There are apparently opportunities arising to buy properties at good prices and they are having conversations with open-ended property fund managers who are having to dispose of assets after falls in the property sector and pension funds having to realise cash.
Another question was whether their property leases were indexed linked. Generally not. Indexed linked leases often have a cap and collar which provides only limited protection and AEWU’s leases are generally fairly short term anyway so can often be relet at higher prices. But that does surely mean that if the economy grinds to a halt then vacancies might increase and pressure to reduce letting prices will rise.
One interesting comment was that the office market is being hit by the ESG agenda. Prices are being affected by the quality of the property in that regard and this is meaning some improvement of properties is required to make them more attractive before reletting.
This was a useful presentation and a recording is available. AEWU have a good long-term record but property trusts are currently out of favour. Taking a long-term view, commercial property is looking to me to be quite an attractive sector at current price levels and AEWU seems to be nimble enough to take advantage of opportunities.
There was news today of a proposed merger of JPMorgan Global Growth and Income (JGGI) trust with JPMorgan Elect (JPEI) trust. The latter is a rather peculiar investment trust with three classes of shares – Growth, Income and Cash.
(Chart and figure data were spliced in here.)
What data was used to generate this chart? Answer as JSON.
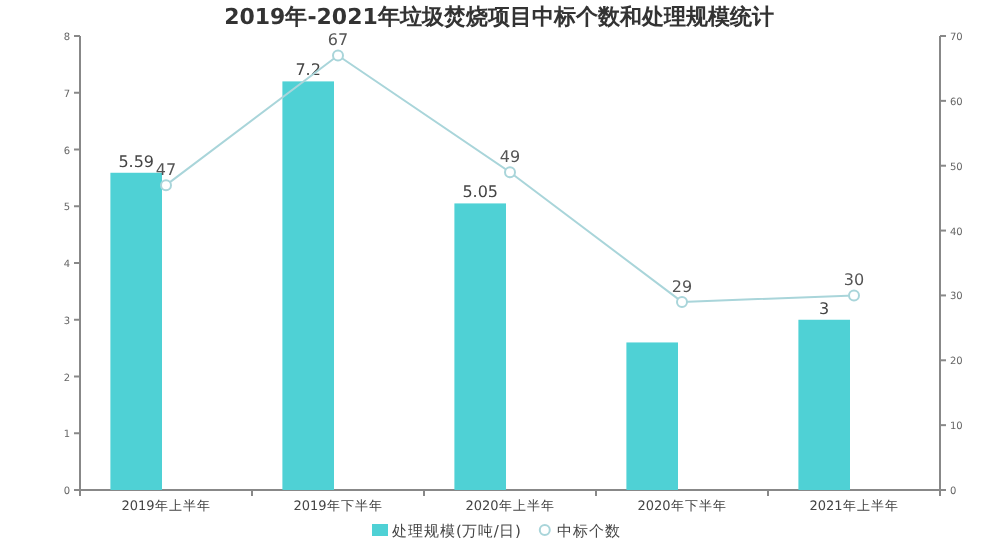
{
  "chart_data": {
    "type": "bar",
    "title": "2019年-2021年垃圾焚烧项目中标个数和处理规模统计",
    "categories": [
      "2019年上半年",
      "2019年下半年",
      "2020年上半年",
      "2020年下半年",
      "2021年上半年"
    ],
    "series": [
      {
        "name": "处理规模(万吨/日)",
        "color": "#4fd1d5",
        "values": [
          5.59,
          7.2,
          5.05,
          2.6,
          3
        ],
        "value_labels": [
          "5.59",
          "7.2",
          "5.05",
          null,
          "3"
        ]
      },
      {
        "name": "中标个数",
        "type": "line",
        "axis": "y2",
        "color": "#a9d5da",
        "marker": "circle",
        "values": [
          47,
          67,
          49,
          29,
          30
        ],
        "value_labels": [
          "47",
          "67",
          "49",
          "29",
          "30"
        ]
      }
    ],
    "ylim": [
      0,
      8
    ],
    "yticks": [
      0,
      1,
      2,
      3,
      4,
      5,
      6,
      7,
      8
    ],
    "y2lim": [
      0,
      70
    ],
    "y2ticks": [
      0,
      10,
      20,
      30,
      40,
      50,
      60,
      70
    ],
    "grid": false,
    "legend": "bottom"
  }
}
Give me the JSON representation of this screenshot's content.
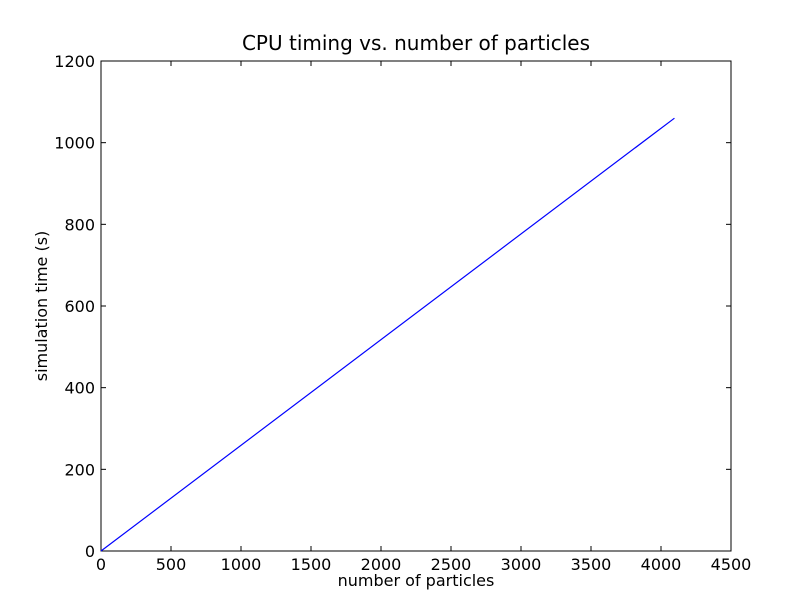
{
  "chart_data": {
    "type": "line",
    "title": "CPU timing vs. number of particles",
    "xlabel": "number of particles",
    "ylabel": "simulation time (s)",
    "xlim": [
      0,
      4500
    ],
    "ylim": [
      0,
      1200
    ],
    "xticks": [
      0,
      500,
      1000,
      1500,
      2000,
      2500,
      3000,
      3500,
      4000,
      4500
    ],
    "yticks": [
      0,
      200,
      400,
      600,
      800,
      1000,
      1200
    ],
    "grid": false,
    "legend": "none",
    "series": [
      {
        "color": "#0000ff",
        "x": [
          0,
          4096
        ],
        "y": [
          0,
          1060
        ]
      }
    ]
  }
}
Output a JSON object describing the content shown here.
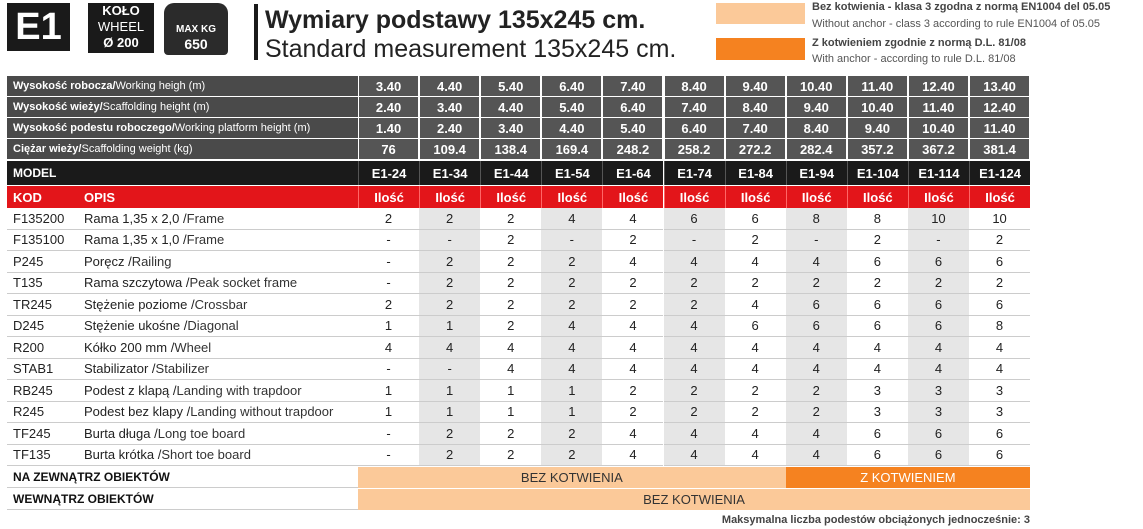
{
  "header": {
    "badge": "E1",
    "wheel": [
      "KOŁO",
      "WHEEL",
      "Ø 200"
    ],
    "weight": [
      "MAX KG",
      "650"
    ],
    "title": "Wymiary podstawy 135x245 cm.",
    "subtitle": "Standard measurement 135x245 cm."
  },
  "legend": [
    {
      "title": "Bez kotwienia - klasa 3 zgodna z normą EN1004 del 05.05",
      "text": "Without anchor - class 3 according to rule EN1004 of 05.05"
    },
    {
      "title": "Z kotwieniem zgodnie z normą D.L. 81/08",
      "text": "With anchor - according to rule D.L. 81/08"
    }
  ],
  "specs": [
    {
      "label": "Wysokość robocza/",
      "label_en": "Working heigh (m)",
      "values": [
        "3.40",
        "4.40",
        "5.40",
        "6.40",
        "7.40",
        "8.40",
        "9.40",
        "10.40",
        "11.40",
        "12.40",
        "13.40"
      ]
    },
    {
      "label": "Wysokość wieży/",
      "label_en": "Scaffolding height (m)",
      "values": [
        "2.40",
        "3.40",
        "4.40",
        "5.40",
        "6.40",
        "7.40",
        "8.40",
        "9.40",
        "10.40",
        "11.40",
        "12.40"
      ]
    },
    {
      "label": "Wysokość podestu roboczego/",
      "label_en": " Working platform height (m)",
      "values": [
        "1.40",
        "2.40",
        "3.40",
        "4.40",
        "5.40",
        "6.40",
        "7.40",
        "8.40",
        "9.40",
        "10.40",
        "11.40"
      ]
    },
    {
      "label": "Ciężar wieży/",
      "label_en": "Scaffolding weight (kg)",
      "values": [
        76,
        109.4,
        138.4,
        169.4,
        248.2,
        258.2,
        272.2,
        282.4,
        357.2,
        367.2,
        381.4
      ]
    }
  ],
  "model": {
    "label": "MODEL",
    "values": [
      "E1-24",
      "E1-34",
      "E1-44",
      "E1-54",
      "E1-64",
      "E1-74",
      "E1-84",
      "E1-94",
      "E1-104",
      "E1-114",
      "E1-124"
    ]
  },
  "table": {
    "columns": [
      "KOD",
      "OPIS",
      "Ilość",
      "Ilość",
      "Ilość",
      "Ilość",
      "Ilość",
      "Ilość",
      "Ilość",
      "Ilość",
      "Ilość",
      "Ilość",
      "Ilość"
    ],
    "rows": [
      {
        "code": "F135200",
        "name": "Rama 1,35 x 2,0 / ",
        "name_en": "Frame",
        "values": [
          2,
          2,
          2,
          4,
          4,
          6,
          6,
          8,
          8,
          10,
          10
        ]
      },
      {
        "code": "F135100",
        "name": "Rama 1,35 x 1,0 / ",
        "name_en": "Frame",
        "values": [
          "-",
          "-",
          2,
          "-",
          2,
          "-",
          2,
          "-",
          2,
          "-",
          2
        ]
      },
      {
        "code": "P245",
        "name": "Poręcz / ",
        "name_en": "Railing",
        "values": [
          "-",
          2,
          2,
          2,
          4,
          4,
          4,
          4,
          6,
          6,
          6
        ]
      },
      {
        "code": "T135",
        "name": "Rama szczytowa / ",
        "name_en": "Peak socket frame",
        "values": [
          "-",
          2,
          2,
          2,
          2,
          2,
          2,
          2,
          2,
          2,
          2
        ]
      },
      {
        "code": "TR245",
        "name": "Stężenie poziome / ",
        "name_en": "Crossbar",
        "values": [
          2,
          2,
          2,
          2,
          2,
          2,
          4,
          6,
          6,
          6,
          6
        ]
      },
      {
        "code": "D245",
        "name": "Stężenie ukośne / ",
        "name_en": "Diagonal",
        "values": [
          1,
          1,
          2,
          4,
          4,
          4,
          6,
          6,
          6,
          6,
          8
        ]
      },
      {
        "code": "R200",
        "name": "Kółko 200 mm / ",
        "name_en": "Wheel",
        "values": [
          4,
          4,
          4,
          4,
          4,
          4,
          4,
          4,
          4,
          4,
          4
        ]
      },
      {
        "code": "STAB1",
        "name": "Stabilizator / ",
        "name_en": "Stabilizer",
        "values": [
          "-",
          "-",
          4,
          4,
          4,
          4,
          4,
          4,
          4,
          4,
          4
        ]
      },
      {
        "code": "RB245",
        "name": "Podest z klapą / ",
        "name_en": "Landing with trapdoor",
        "values": [
          1,
          1,
          1,
          1,
          2,
          2,
          2,
          2,
          3,
          3,
          3
        ]
      },
      {
        "code": "R245",
        "name": "Podest bez klapy / ",
        "name_en": "Landing without trapdoor",
        "values": [
          1,
          1,
          1,
          1,
          2,
          2,
          2,
          2,
          3,
          3,
          3
        ]
      },
      {
        "code": "TF245",
        "name": "Burta długa / ",
        "name_en": "Long toe board",
        "values": [
          "-",
          2,
          2,
          2,
          4,
          4,
          4,
          4,
          6,
          6,
          6
        ]
      },
      {
        "code": "TF135",
        "name": "Burta krótka / ",
        "name_en": "Short toe board",
        "values": [
          "-",
          2,
          2,
          2,
          4,
          4,
          4,
          4,
          6,
          6,
          6
        ]
      }
    ]
  },
  "usage": [
    {
      "label": "NA ZEWNĄTRZ OBIEKTÓW",
      "segments": [
        "BEZ KOTWIENIA",
        "Z KOTWIENIEM"
      ]
    },
    {
      "label": "WEWNĄTRZ OBIEKTÓW",
      "segments": [
        "BEZ KOTWIENIA"
      ]
    }
  ],
  "note": "Maksymalna liczba podestów obciążonych jednocześnie: 3"
}
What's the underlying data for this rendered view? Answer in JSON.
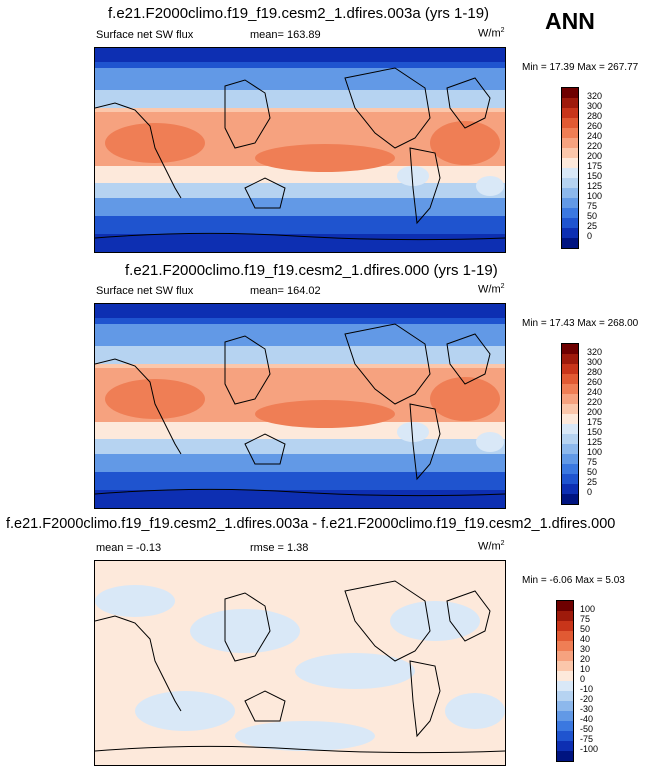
{
  "header": {
    "season": "ANN"
  },
  "panels": [
    {
      "title": "f.e21.F2000climo.f19_f19.cesm2_1.dfires.003a (yrs 1-19)",
      "left_label": "Surface net SW flux",
      "center_label": "mean= 163.89",
      "units": "W/m",
      "units_sup": "2",
      "minmax": "Min = 17.39 Max = 267.77",
      "levels": [
        "320",
        "300",
        "280",
        "260",
        "240",
        "220",
        "200",
        "175",
        "150",
        "125",
        "100",
        "75",
        "50",
        "25",
        "0"
      ],
      "colors": [
        "#6e0000",
        "#9e1a0b",
        "#c8351a",
        "#e15a33",
        "#ef7e55",
        "#f6a27f",
        "#fbc7ab",
        "#fde9db",
        "#d9e8f7",
        "#b6d3f1",
        "#8db8ec",
        "#6299e6",
        "#3b78e0",
        "#1f54cf",
        "#0d2fb2",
        "#001480"
      ]
    },
    {
      "title": "f.e21.F2000climo.f19_f19.cesm2_1.dfires.000 (yrs 1-19)",
      "left_label": "Surface net SW flux",
      "center_label": "mean= 164.02",
      "units": "W/m",
      "units_sup": "2",
      "minmax": "Min = 17.43 Max = 268.00",
      "levels": [
        "320",
        "300",
        "280",
        "260",
        "240",
        "220",
        "200",
        "175",
        "150",
        "125",
        "100",
        "75",
        "50",
        "25",
        "0"
      ],
      "colors": [
        "#6e0000",
        "#9e1a0b",
        "#c8351a",
        "#e15a33",
        "#ef7e55",
        "#f6a27f",
        "#fbc7ab",
        "#fde9db",
        "#d9e8f7",
        "#b6d3f1",
        "#8db8ec",
        "#6299e6",
        "#3b78e0",
        "#1f54cf",
        "#0d2fb2",
        "#001480"
      ]
    },
    {
      "title": "f.e21.F2000climo.f19_f19.cesm2_1.dfires.003a - f.e21.F2000climo.f19_f19.cesm2_1.dfires.000",
      "left_label": "mean =  -0.13",
      "center_label": "rmse =  1.38",
      "units": "W/m",
      "units_sup": "2",
      "minmax": "Min = -6.06 Max =  5.03",
      "levels": [
        "100",
        "75",
        "50",
        "40",
        "30",
        "20",
        "10",
        "0",
        "-10",
        "-20",
        "-30",
        "-40",
        "-50",
        "-75",
        "-100"
      ],
      "colors": [
        "#6e0000",
        "#9e1a0b",
        "#c8351a",
        "#e15a33",
        "#ef7e55",
        "#f6a27f",
        "#fbc7ab",
        "#fde9db",
        "#d9e8f7",
        "#b6d3f1",
        "#8db8ec",
        "#6299e6",
        "#3b78e0",
        "#1f54cf",
        "#0d2fb2",
        "#001480"
      ]
    }
  ]
}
Holders of any of the latter can switch between the classes without incurring tax liabilities.
Total assets of Elect are relatively small at £341 million in comparison with JGGI’s £1446 million so it is certainly a rational move so far as Elect holders and the manager are concerned. Is there any benefit for JGGI holders? There is some minor advantage of a larger asset base reducing overall costs so I will probably vote in favour as a holder of JGGI.
Investing Basics: ShareSoc has launched a series of videos. See https://www.sharesoc.org/investor-academy/investing-basics/ . It’s a meritorious attempt to educate people on the basics of investment in an easy-to-use format and in a few short sessions. It may help some people although this may not be a good time to encourage people to take up stock market investment. The markets are volatile at present with poor returns in the short-term discouraging new investors.
But shares are beginning to look cheap particularly in the small cap sector and where can one get an income of 8.7% which is what AEWU is paying in dividends? No instant access bank or savings account is paying more than 2.5% while gilt yields are higher but still nowhere near 8.7%. There is a capital risk in investing in REITs but there is also in gilts. Corporate bonds may be another alternative to look at but information on those is quite limited.